Si la movilidad social es buena para esforzarse en el trabajo, los datos objetivos indican que las oportunidades para prosperar son también mejores que nunca, como consecuencia de los cambios ocupacionales y de la prosperidad económica que dominó durante casi toda la posguerra. Los sondeos de opinión concluyen que la aplastante mayoría de los norteamericanos piensa que ellos mismos o sus hijos (o ambos) pueden mejorar y que el esfuerzo y el estudio se ven recompensados. Estas convicciones son más firmes que nunca.

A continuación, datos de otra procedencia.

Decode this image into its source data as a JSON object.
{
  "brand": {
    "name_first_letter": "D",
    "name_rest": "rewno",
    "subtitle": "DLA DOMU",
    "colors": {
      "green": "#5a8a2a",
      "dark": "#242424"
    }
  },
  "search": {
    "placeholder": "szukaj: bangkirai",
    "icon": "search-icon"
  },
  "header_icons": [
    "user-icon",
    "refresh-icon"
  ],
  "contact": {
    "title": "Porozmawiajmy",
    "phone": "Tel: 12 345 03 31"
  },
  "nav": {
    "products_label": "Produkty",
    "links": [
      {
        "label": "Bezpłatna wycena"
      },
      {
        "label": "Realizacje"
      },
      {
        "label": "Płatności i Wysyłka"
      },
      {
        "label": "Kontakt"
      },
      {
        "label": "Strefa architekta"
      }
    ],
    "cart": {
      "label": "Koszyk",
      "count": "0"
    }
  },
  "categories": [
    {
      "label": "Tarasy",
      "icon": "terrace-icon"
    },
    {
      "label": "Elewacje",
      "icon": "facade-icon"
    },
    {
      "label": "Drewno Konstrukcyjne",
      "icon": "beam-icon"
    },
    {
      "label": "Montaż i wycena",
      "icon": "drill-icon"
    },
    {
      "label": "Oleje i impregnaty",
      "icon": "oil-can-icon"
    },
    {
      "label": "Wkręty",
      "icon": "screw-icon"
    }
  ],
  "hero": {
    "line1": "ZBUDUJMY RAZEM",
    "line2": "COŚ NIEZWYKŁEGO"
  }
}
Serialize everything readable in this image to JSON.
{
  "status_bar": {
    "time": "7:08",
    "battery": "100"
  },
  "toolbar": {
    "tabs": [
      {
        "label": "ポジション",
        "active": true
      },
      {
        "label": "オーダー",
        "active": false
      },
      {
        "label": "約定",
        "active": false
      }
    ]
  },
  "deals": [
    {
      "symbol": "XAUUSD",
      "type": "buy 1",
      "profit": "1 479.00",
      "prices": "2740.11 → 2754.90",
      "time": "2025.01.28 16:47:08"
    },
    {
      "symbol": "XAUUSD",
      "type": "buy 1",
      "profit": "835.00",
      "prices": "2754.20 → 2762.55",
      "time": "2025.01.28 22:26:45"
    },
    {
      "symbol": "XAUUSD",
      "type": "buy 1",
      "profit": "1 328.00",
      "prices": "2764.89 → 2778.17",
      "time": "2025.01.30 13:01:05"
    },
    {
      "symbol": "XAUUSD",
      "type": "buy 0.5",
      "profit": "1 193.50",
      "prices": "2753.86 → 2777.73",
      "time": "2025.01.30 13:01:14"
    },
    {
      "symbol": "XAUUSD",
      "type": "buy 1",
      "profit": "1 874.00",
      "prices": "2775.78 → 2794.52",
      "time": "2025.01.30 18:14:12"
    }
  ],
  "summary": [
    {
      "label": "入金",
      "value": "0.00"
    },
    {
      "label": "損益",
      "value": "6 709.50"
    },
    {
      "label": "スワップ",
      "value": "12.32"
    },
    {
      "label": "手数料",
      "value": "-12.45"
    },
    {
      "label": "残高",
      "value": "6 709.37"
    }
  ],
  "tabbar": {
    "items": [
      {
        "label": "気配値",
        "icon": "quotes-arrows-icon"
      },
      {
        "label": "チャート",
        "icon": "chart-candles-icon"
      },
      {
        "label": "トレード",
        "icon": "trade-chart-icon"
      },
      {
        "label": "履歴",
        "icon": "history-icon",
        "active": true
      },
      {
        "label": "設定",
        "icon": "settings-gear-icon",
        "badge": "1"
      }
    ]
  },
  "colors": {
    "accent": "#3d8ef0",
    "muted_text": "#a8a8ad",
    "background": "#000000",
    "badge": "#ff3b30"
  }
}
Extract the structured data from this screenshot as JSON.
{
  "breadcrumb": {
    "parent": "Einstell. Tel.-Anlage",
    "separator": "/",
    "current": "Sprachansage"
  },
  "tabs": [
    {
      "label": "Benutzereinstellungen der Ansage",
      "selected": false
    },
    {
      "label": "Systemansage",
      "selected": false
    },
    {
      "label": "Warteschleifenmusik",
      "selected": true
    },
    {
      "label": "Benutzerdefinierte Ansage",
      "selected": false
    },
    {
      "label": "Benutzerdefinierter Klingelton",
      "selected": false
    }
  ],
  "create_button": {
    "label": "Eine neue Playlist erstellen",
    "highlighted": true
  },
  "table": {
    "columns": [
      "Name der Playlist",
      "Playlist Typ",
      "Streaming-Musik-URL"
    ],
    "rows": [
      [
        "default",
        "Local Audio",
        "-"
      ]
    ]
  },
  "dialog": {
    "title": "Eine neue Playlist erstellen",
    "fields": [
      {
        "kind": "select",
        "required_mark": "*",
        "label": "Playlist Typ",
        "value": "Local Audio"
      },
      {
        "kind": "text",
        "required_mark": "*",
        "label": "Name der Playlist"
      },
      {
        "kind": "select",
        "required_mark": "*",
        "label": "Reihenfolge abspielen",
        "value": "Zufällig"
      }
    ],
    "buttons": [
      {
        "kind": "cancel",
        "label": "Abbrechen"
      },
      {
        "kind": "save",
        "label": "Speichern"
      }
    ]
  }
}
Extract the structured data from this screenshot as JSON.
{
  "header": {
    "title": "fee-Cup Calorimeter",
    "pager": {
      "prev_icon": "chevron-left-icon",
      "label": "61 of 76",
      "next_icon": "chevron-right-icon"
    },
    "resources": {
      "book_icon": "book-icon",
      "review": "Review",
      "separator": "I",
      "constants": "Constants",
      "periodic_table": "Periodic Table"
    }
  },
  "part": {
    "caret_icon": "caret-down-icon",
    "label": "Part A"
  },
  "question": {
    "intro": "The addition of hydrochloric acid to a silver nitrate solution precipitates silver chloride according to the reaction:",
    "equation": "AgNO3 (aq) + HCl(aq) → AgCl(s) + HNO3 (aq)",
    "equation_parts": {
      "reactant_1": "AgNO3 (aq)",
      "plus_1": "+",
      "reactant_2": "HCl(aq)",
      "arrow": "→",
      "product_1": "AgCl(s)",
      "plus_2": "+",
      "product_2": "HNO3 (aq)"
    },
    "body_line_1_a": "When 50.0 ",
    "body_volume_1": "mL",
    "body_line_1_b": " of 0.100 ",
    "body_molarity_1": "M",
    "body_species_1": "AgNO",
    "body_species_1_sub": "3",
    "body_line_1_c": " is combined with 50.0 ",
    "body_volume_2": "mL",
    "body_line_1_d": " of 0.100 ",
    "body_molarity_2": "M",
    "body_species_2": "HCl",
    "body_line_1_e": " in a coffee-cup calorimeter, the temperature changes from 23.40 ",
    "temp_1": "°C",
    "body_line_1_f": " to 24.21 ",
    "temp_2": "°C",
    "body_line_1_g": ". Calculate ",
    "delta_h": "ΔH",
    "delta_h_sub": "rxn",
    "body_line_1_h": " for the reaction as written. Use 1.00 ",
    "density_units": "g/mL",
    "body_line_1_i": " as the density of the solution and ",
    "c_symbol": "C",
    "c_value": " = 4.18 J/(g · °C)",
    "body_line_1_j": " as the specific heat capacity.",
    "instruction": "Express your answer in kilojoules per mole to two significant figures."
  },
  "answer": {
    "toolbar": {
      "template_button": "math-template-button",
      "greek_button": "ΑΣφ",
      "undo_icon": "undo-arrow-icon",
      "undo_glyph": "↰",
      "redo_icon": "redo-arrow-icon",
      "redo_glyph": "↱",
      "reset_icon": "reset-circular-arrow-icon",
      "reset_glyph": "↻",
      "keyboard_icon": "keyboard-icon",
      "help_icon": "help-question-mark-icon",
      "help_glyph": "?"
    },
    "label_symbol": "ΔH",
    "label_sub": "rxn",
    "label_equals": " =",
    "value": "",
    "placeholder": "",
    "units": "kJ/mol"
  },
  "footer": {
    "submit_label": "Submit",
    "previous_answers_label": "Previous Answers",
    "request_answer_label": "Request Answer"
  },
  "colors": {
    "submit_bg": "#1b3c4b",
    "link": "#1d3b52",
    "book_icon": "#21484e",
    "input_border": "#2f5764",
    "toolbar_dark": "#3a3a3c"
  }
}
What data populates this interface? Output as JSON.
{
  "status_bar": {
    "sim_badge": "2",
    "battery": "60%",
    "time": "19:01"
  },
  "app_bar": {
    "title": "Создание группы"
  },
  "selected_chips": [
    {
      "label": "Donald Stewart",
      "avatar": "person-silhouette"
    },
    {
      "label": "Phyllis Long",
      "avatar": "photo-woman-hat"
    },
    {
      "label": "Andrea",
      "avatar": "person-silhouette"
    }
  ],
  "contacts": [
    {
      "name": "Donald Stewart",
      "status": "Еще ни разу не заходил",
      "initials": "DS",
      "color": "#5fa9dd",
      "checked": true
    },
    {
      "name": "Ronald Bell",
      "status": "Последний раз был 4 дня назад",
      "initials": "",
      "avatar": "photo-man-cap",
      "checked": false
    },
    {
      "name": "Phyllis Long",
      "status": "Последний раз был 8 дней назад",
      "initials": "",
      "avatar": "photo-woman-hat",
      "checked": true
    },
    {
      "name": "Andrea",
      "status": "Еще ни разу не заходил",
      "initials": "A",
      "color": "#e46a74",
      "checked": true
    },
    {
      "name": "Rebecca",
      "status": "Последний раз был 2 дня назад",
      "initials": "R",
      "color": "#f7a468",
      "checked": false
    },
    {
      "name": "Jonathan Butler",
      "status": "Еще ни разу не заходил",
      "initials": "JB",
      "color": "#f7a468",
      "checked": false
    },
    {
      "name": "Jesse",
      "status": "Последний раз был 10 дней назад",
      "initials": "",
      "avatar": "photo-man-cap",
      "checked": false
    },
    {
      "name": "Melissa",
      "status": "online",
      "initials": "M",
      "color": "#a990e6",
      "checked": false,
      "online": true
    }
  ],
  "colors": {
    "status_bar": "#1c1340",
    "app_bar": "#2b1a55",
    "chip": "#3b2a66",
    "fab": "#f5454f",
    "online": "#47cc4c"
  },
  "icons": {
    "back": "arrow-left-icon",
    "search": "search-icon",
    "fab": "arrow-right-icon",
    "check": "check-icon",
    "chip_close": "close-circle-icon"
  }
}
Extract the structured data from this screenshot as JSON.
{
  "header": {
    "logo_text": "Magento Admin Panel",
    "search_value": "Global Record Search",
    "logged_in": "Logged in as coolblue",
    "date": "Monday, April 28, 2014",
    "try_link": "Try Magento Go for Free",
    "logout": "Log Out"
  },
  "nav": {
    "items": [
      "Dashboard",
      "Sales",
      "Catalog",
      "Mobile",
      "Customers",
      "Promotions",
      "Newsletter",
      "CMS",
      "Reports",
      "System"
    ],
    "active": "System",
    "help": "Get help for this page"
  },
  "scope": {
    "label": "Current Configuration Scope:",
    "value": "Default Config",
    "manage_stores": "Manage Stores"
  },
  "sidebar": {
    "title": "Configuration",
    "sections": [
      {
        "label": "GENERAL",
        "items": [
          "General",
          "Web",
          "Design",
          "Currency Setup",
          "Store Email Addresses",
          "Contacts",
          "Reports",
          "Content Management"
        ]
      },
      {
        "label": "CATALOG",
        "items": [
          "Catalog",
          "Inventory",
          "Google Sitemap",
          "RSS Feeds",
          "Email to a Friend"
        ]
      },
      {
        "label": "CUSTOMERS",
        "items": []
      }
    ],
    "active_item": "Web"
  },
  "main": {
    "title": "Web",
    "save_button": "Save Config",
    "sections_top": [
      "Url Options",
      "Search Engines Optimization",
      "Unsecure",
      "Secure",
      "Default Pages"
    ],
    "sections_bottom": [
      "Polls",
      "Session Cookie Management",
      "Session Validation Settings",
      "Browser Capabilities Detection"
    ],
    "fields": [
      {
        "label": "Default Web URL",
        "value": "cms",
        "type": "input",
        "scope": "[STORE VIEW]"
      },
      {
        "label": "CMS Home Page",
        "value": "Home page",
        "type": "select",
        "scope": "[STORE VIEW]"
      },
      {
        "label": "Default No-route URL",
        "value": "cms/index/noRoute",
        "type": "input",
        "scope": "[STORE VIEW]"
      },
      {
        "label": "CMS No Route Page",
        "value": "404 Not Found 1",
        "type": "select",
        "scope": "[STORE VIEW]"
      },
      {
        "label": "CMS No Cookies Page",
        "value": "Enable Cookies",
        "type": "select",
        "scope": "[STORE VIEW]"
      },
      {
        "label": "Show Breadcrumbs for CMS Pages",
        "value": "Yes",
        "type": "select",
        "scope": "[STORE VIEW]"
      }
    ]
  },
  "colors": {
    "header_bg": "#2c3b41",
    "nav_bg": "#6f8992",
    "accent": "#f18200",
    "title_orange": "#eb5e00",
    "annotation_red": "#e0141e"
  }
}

Para terminar, como señala Samuel Huntington, la economía norteamericana en general no se ha portado tan mal, incluso comparándola con la de Japón, De hecho, «el descenso más notable (registrado recientemente) en la tasa de crecimiento del Producto Interior Bruto se ha producido en Japón: el promedio de su tasa de crecimiento anual entre 1980 y 1986 representa el 58,7% del que se registró entre 1965 y 1980. En cambio, en Estados Unidos el promedio de la tasa de crecimiento anual entre 1980 y 1986 representa el 110,7% del registrado entre 1965 y 1980».

Entre 1970 y 1987, la participación norteamericana en el Producto Mundial Bruto se ha mantenido estable (entre el 22% y el 25%), lo mismo que su participación en las exportaciones mundiales (alrededor del 10%) y de productos de alta tecnología (alrededor de la cuarta parte).

No puedo confirmar los temores (o esperanzas) de tos pesimistas. Los datos respaldan las conclusiones del sabio inglés R. E. Phal: «La ética del trabajo sigue viva y goza de buena salud: la gente disfruta trabajando y no faltan cosas que hacer».